Korkuyla onun halimizle gayet çelişen gülümsemesine baktım. İçim titredi vücudum ile birlikte. Ne olacaktı? Ne istiyordu?

Büyü ile yeterince bağım yok muydu?

Yakut gözleri o gün parıldayan gözlerden onda da olması çabasıydı.

Ah, kime ne? Vur gitsin kızım!

Yüzüne aniden caktığım bir yumrukla afalladı ve benden uzağa doğru sarsıldı, adrenalin vücudumda kol gezerken kırmızı sisten oluşan duvarı yumruklamaya başladım. Arkamda felix'in kendine gelen sesi çınladı. "Ne sağlam vurdun öyle! Woah!"

Pes edip arkama döndüm, ona baktığımda kollarını bağlamış beni izliyordu. Tek kaşını kaldırdı ve alayla burnundan güldü. Sinirle yüzümü buruşturup alçak sesle küfrettim. Kendini ne zannediyordu? Öğretmenlik veya öğrencilik umurumda değildi. Büyü ne kadar uzak kalırsa o kadar iyi olurdu.

"Eee, açılmadı mı? Niye yumruklamaya devam etmiyorsun? Oysa canım öğrencimi izlemek keyifliydi de." İç çekti ve karşıma doğru geldi. Ürperdim.

"Öğrencin olmak istemiyorum." Dedim kararlı bir şekilde gözlerine bakarak. Korkmuştum ama gözlerimden bunu anlamamasını umarak kararlı bir şekilde bakıyordum gözlerine. Tekrar iç çekti, ve kafasını iki yana salladı.

"Keşke karar vermek senin elinde olsaydı, sweetie. Olmadığına göre artık dinler misin beni?" Göğsümdeki korku balonu şişti şişti ve patlayıverdi. Korkuyu tırnaklarımdan saç uçlarıma kadar hissettim. Titrek bir nefes aldığımda başımı iki yana salladım.

"Bırak beni. Rahat bırak." Dedim çatılan kaşlarına doğru. Tepkimin bir anda değişmesiyle duraksamıştı. "Ben o işleri küçükken bıraktım."

"Ne kadar küçükken? Ne oldu da korktun? Hurafeler falan pff..."

Hurafe mi? Aynen. Beni ve geçmişimi hafife mi alıyordu yani şimdi? Sözde öğretmenimdin ha? "Bence hurafeler ile olan bağlantını benle kurma. Hiç kimsenin geçmişini hafife alma." Gözlerimi kısıp söylediğim sözlere omuz silkti ve dudakları aralandı.

" Şuan umrumda değil. Sadece seni bana tanınan süre içerisinde merkeze götürmem ve eğitmem lazım. Tamam? Şimdi dinle beni." Derin nefesler almaya çalıştım. Ne merkezi bu? Nereye götürecek beni? Soramadım. Endişe herşeyin önüne geçiyordu.

" Ben, Felix Underwood olarak, sana el koyuyorum... Carcere*..." Aramızda kırmızı bir duman yavaşca oluşmaya başladığında korkuyla irkildim ancak kıpırdayamadım. Kırmızı tek duman benim gözüm ve onun gözü arasında bir bağ kurarken vücudumdaki  sonuna kadar kasıldı ve ona doğru itilerek yere çöküverdim. Sanki onun önünde egiliyor gibi...

"Ante solem oritur et luna cadit ..." Dediğinde bandajım koptu ve aramızda oluşan hava akımında dolanmaya başladı. Gözümden onun yüzüne doğru parlayan ışık diğer çene hattına yansıdı. "Coniungere ad eam!"
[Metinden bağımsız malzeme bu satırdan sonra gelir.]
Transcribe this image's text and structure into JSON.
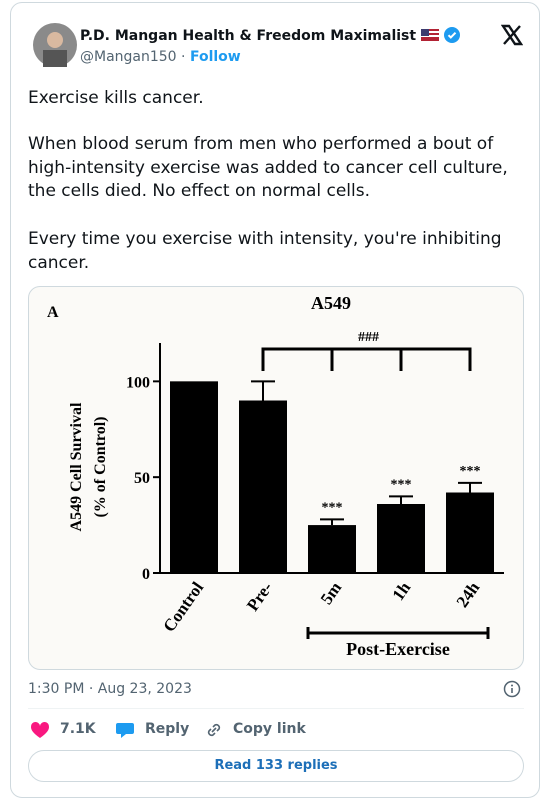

Onunda yakut gözü parlamaya başladığında gözümden yükselen bir ateş hissettim. Bir sıcaklık. Korku bütün damarlarimi patlatircasina pompalaniyordu ki bu da gözümün böyle bir tepki vermesine neden olmuştu. Bir çığlık attım ve gozumde yukselmek için çırpınan şey ortaya çıktı.
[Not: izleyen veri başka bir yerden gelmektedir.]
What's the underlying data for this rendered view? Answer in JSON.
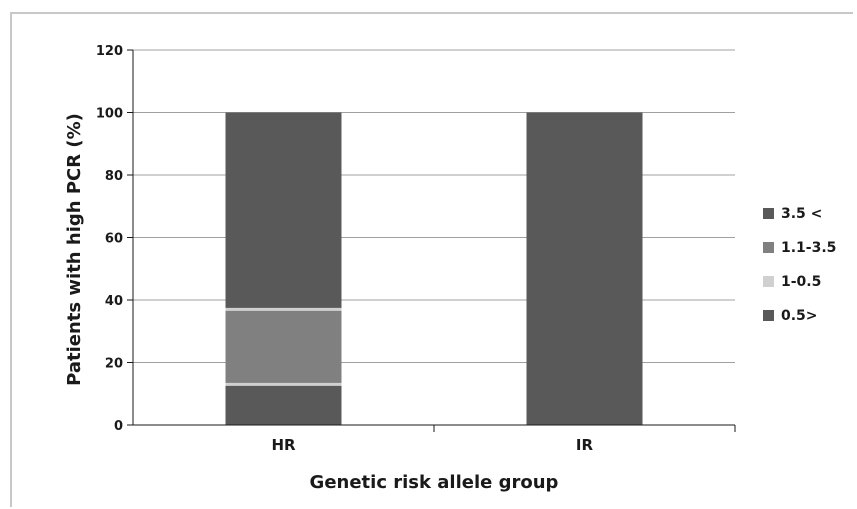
{
  "chart_data": {
    "type": "bar",
    "stacked": true,
    "title": "",
    "xlabel": "Genetic risk allele group",
    "ylabel": "Patients with high PCR (%)",
    "ylim": [
      0,
      120
    ],
    "yticks": [
      0,
      20,
      40,
      60,
      80,
      100,
      120
    ],
    "grid": true,
    "legend_position": "right",
    "categories": [
      "HR",
      "IR"
    ],
    "series": [
      {
        "name": "0.5>",
        "color": "#595959",
        "values": [
          13,
          100
        ]
      },
      {
        "name": "1-0.5",
        "color": "#d0d0d0",
        "values": [
          0,
          0
        ]
      },
      {
        "name": "1.1-3.5",
        "color": "#808080",
        "values": [
          24,
          0
        ]
      },
      {
        "name": "3.5 <",
        "color": "#595959",
        "values": [
          63,
          0
        ]
      }
    ],
    "legend_order": [
      "3.5 <",
      "1.1-3.5",
      "1-0.5",
      "0.5>"
    ]
  }
}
Felix'in kaşlari catildiginda onun için bir şeylerin iyi gitmediğini anladım. Bir an mutlu oldum gibi ancak çektiğim sancı bunu benim içinde geçerli kıldığı için mutluluk uzun sürmedi.
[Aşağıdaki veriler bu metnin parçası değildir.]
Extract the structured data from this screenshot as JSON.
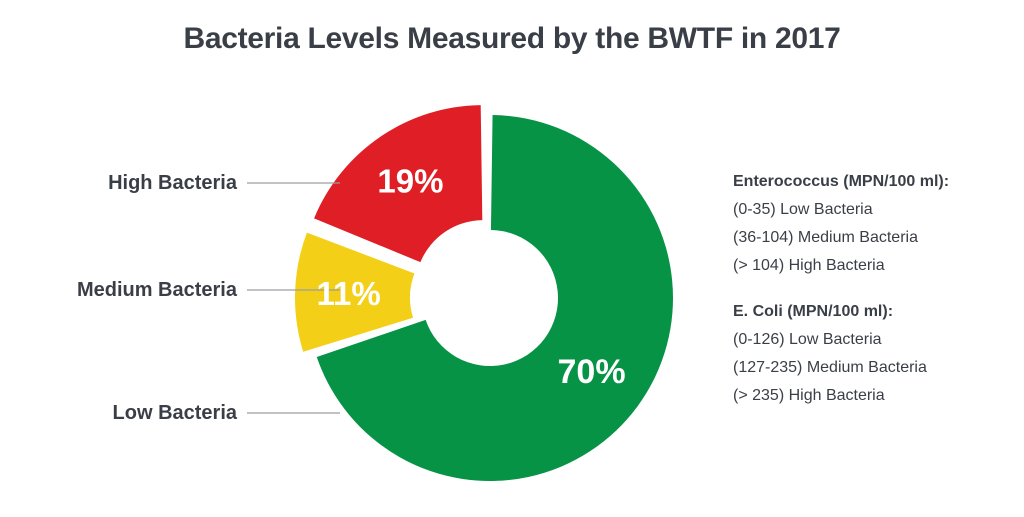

Gözümden yükselen bir dal, serpildi ve yeşil yapış yapış ve hastalıklı bir şey üstünden akarken aramıza doğanın temiz kokusunu ve zehrin boğucu kokusunu birlikte verdi. Agaç yakut gözüne doğru uzandigimda felix'in geriye doğru adım atmaya çalıştığını gördüm. Kaçacak mıydı? Ah, keşke kaçsaydı.